In a speech outside 10 Downing Street this afternoon, Ms Truss acknowledged she had lost the confidence of Tory MPs and the public.
After crashing the British economy with unaffordable tax breaks designed to further enrich the already rich, her u-turns and flip-flops on her entire policy agenda fatally undermined any credibility she may have had.
A £65 billion pound bailout of pension funds required by collapsing confidence in British government bonds contrasted sharply with a refusal to assist those struggling with the cost-of-living crisis.
Recent polls showed her to be the most unpopular PM in the history of British polling, with the Tories sinking to a level that endangered its prospect of even returning as the main party of opposition.
Ms Truss spent this morning battling a growing revolt as terrified Tory MPs demanded her resignation.
It followed a calamitous 24 hours for her premiership, which saw the sacking of her Home Secretary after an hour-long shouting match, and a violent melee in the House of Commons as Tory MPs were manhandled to vote in favour of a fracking measure seen by some as a vote of confidence in her leadership.
In her address, Ms Truss said she could no longer deliver the mandate for which she said she was elected leader of the Conservatives by the party membership.
Still defending her far-right economic agenda, she said Britain had been “held back for too long by low economic growth”.
But it appears there will be no rerun of the lengthy and damaging internal competition by which she defeated former Chancellor Rishi Sunak and succeeded Boris Johnson last month.
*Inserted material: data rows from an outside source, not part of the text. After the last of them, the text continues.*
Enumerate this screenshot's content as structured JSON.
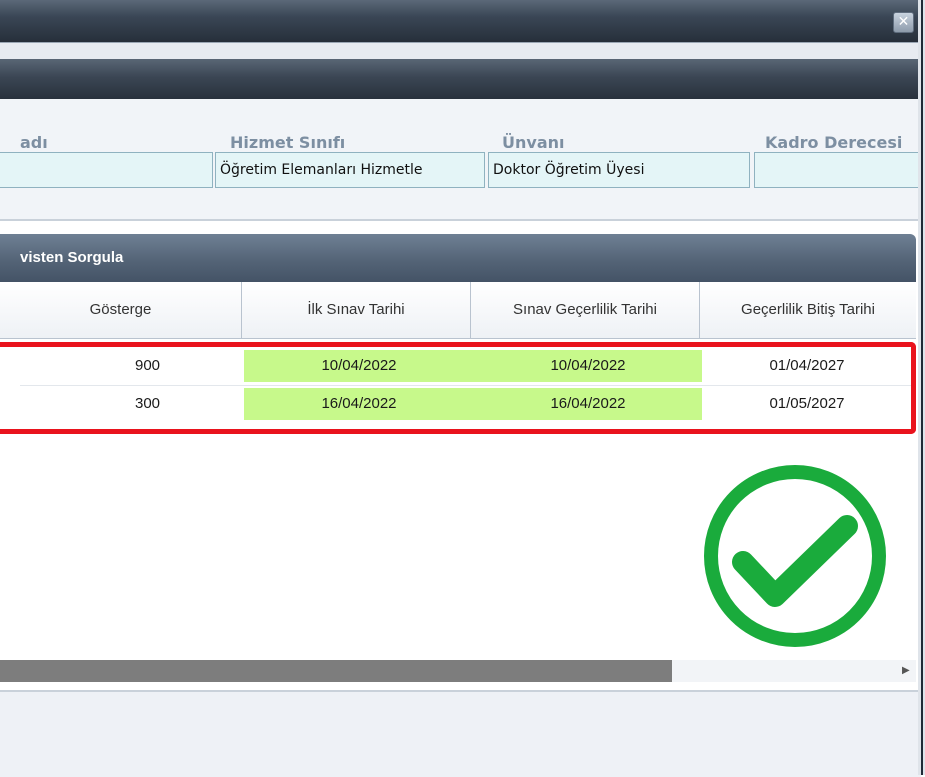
{
  "window": {
    "close_symbol": "✕"
  },
  "form": {
    "fields": [
      {
        "label": "adı",
        "value": ""
      },
      {
        "label": "Hizmet Sınıfı",
        "value": "Öğretim Elemanları Hizmetle"
      },
      {
        "label": "Ünvanı",
        "value": "Doktor Öğretim Üyesi"
      },
      {
        "label": "Kadro Derecesi",
        "value": ""
      }
    ]
  },
  "grid": {
    "title": "visten Sorgula",
    "columns": [
      "Gösterge",
      "İlk Sınav Tarihi",
      "Sınav Geçerlilik Tarihi",
      "Geçerlilik Bitiş Tarihi"
    ],
    "rows": [
      {
        "gosterge": "900",
        "ilk_sinav": "10/04/2022",
        "sinav_gecerlilik": "10/04/2022",
        "gecerlilik_bitis": "01/04/2027"
      },
      {
        "gosterge": "300",
        "ilk_sinav": "16/04/2022",
        "sinav_gecerlilik": "16/04/2022",
        "gecerlilik_bitis": "01/05/2027"
      }
    ]
  },
  "scrollbar": {
    "arrow": "▶"
  },
  "colors": {
    "highlight_border": "#e9131d",
    "highlight_cell": "#c7f98b",
    "check_green": "#1aab3c"
  },
  "icons": {
    "close": "close-icon",
    "check": "checkmark-circle-icon",
    "scroll_right": "scroll-right-arrow-icon"
  }
}
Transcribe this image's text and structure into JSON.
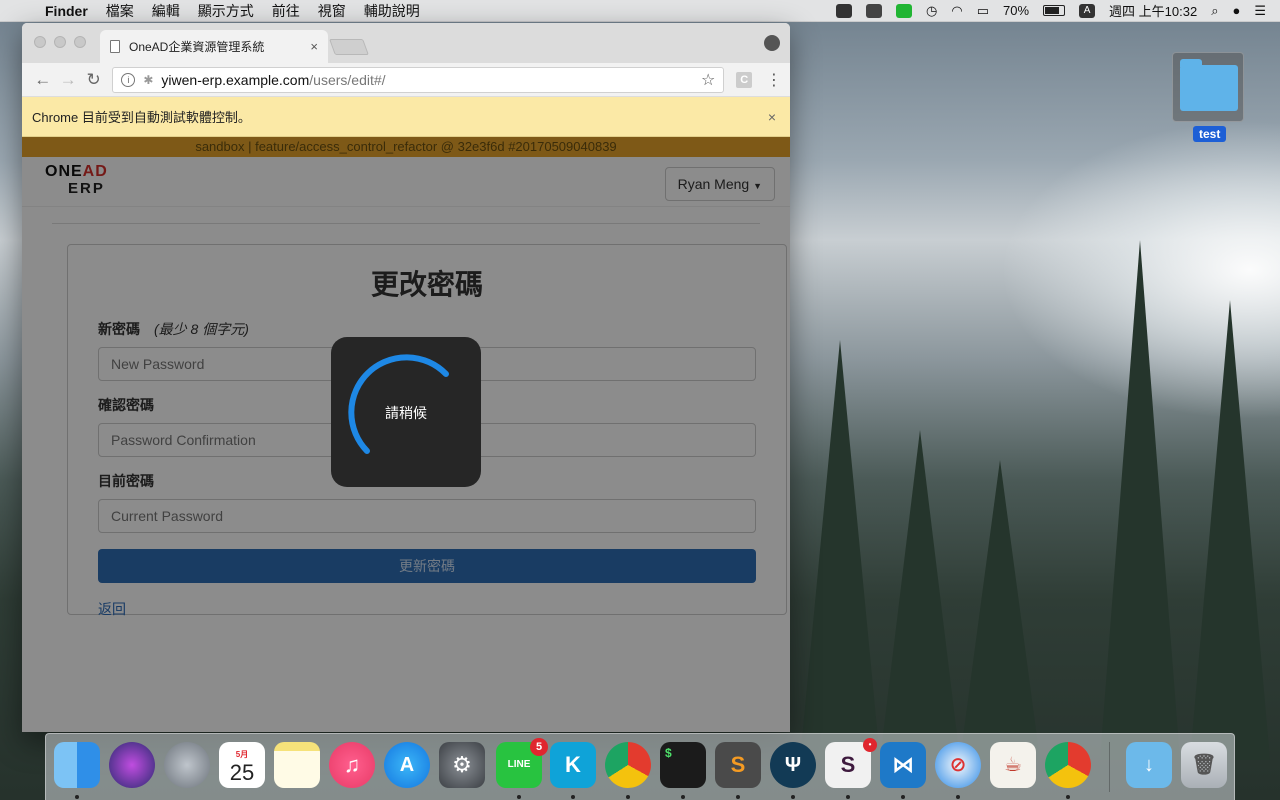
{
  "menubar": {
    "app_name": "Finder",
    "menus": [
      "檔案",
      "編輯",
      "顯示方式",
      "前往",
      "視窗",
      "輔助說明"
    ],
    "battery_percent": "70%",
    "input_source": "A",
    "clock": "週四 上午10:32"
  },
  "browser": {
    "tab_title": "OneAD企業資源管理系統",
    "tab_close": "×",
    "url_host": "yiwen-erp.example.com",
    "url_path": "/users/edit#/",
    "infobar_text": "Chrome 目前受到自動測試軟體控制。",
    "infobar_close": "×"
  },
  "page": {
    "env_banner": "sandbox | feature/access_control_refactor @ 32e3f6d #20170509040839",
    "logo_line1_a": "ONE",
    "logo_line1_b": "AD",
    "logo_line2": "ERP",
    "user_menu": "Ryan Meng",
    "heading": "更改密碼",
    "fields": [
      {
        "label": "新密碼",
        "hint": "(最少 8 個字元)",
        "placeholder": "New Password"
      },
      {
        "label": "確認密碼",
        "hint": "",
        "placeholder": "Password Confirmation"
      },
      {
        "label": "目前密碼",
        "hint": "",
        "placeholder": "Current Password"
      }
    ],
    "submit_label": "更新密碼",
    "back_link": "返回",
    "loading_text": "請稍候"
  },
  "desktop": {
    "folder_name": "test"
  },
  "dock": {
    "calendar_month": "5月",
    "calendar_day": "25",
    "line_badge": "5",
    "line_label": "LINE"
  },
  "colors": {
    "env_banner": "#e6a32b",
    "infobar": "#fbe9a6",
    "primary_button": "#2f6db5",
    "link": "#2a6bb8",
    "spinner": "#1e88e5"
  }
}
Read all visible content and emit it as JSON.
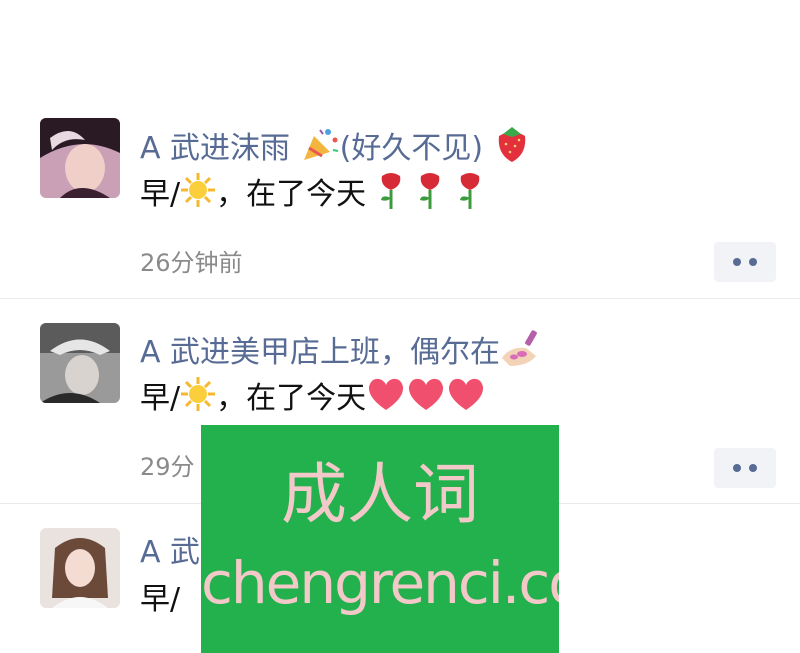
{
  "posts": [
    {
      "name": "A 武进沫雨",
      "name_suffix": "(好久不见)",
      "text_prefix": "早/",
      "text_mid": "，在了今天",
      "time": "26分钟前"
    },
    {
      "name": "A 武进美甲店上班，偶尔在",
      "text_prefix": "早/",
      "text_mid": "，在了今天",
      "time": "29分"
    },
    {
      "name": "A 武",
      "text_prefix": "早/"
    }
  ],
  "icons": {
    "party": "party-popper-icon",
    "strawberry": "strawberry-icon",
    "sun": "sun-icon",
    "rose": "rose-icon",
    "heart": "heart-icon",
    "nail": "nail-polish-icon",
    "more": "more-dots-icon"
  },
  "colors": {
    "name": "#576b95",
    "text": "#111111",
    "time": "#8a8a8a",
    "more_bg": "#f1f3f6",
    "watermark_bg": "#22b14c",
    "watermark_text": "#f3c8c8",
    "heart": "#f0506e"
  },
  "watermark": {
    "title": "成人词",
    "url": "chengrenci.com"
  }
}
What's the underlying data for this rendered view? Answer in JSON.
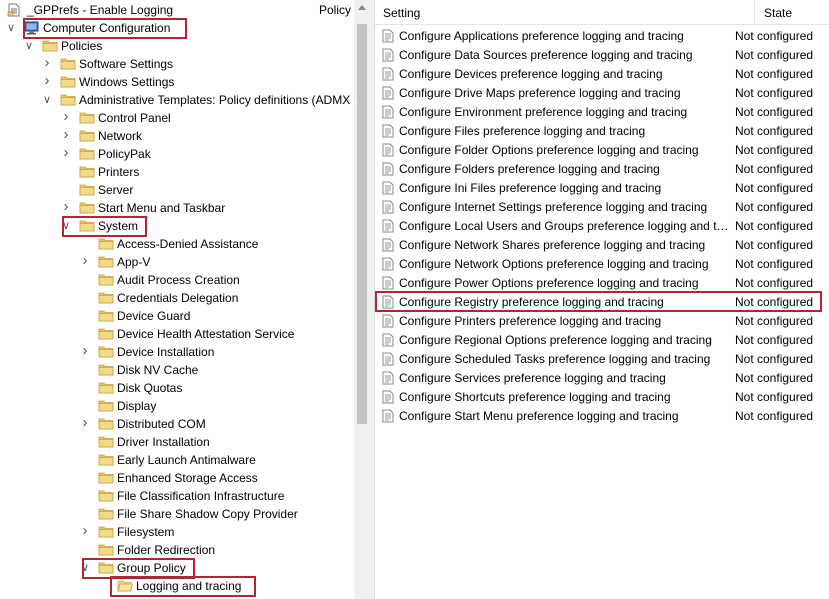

Speaking in Downing Street, she sais that Tory party chiefs had agreed that “there will be a leadership election to be completed within the next week.”
The consequences of the Tory chaos for the north of Ireland are serious. Efforts to resolve the issues of the Irish Protocol of Brexit are likely to be delayed, while the Tories will also be leaderless as they come under pressure from unionists to prevent a Stormont election from going ahead this December.
Following the resignation announcement, British opposition leader Keir Starmer of the Labour Party called for a general election. He said the public deserved better than the Conservatives “revolving door of chaos.”
“The damage they have done will take years to fix,” he said. “Each one of these crises was made in Downing Street but paid for by the British public. Each one has left our country weaker and worse off.
“The Tories cannot respond to their latest shambles by yet again simply clicking their fingers and shuffling the people at the top without the consent of the British people. They do not have a mandate to put the country through yet another experiment; Britain is not their personal fiefdom to run how they wish.”
Scottish First Minister Nicola Sturgeon said a general election was now a “democratic imperative”
“There are no words to describe this utter shambles adequately,” she wrote.
“It’s beyond hyperbole – and parody. [The] reality though is that ordinary people are paying the price.”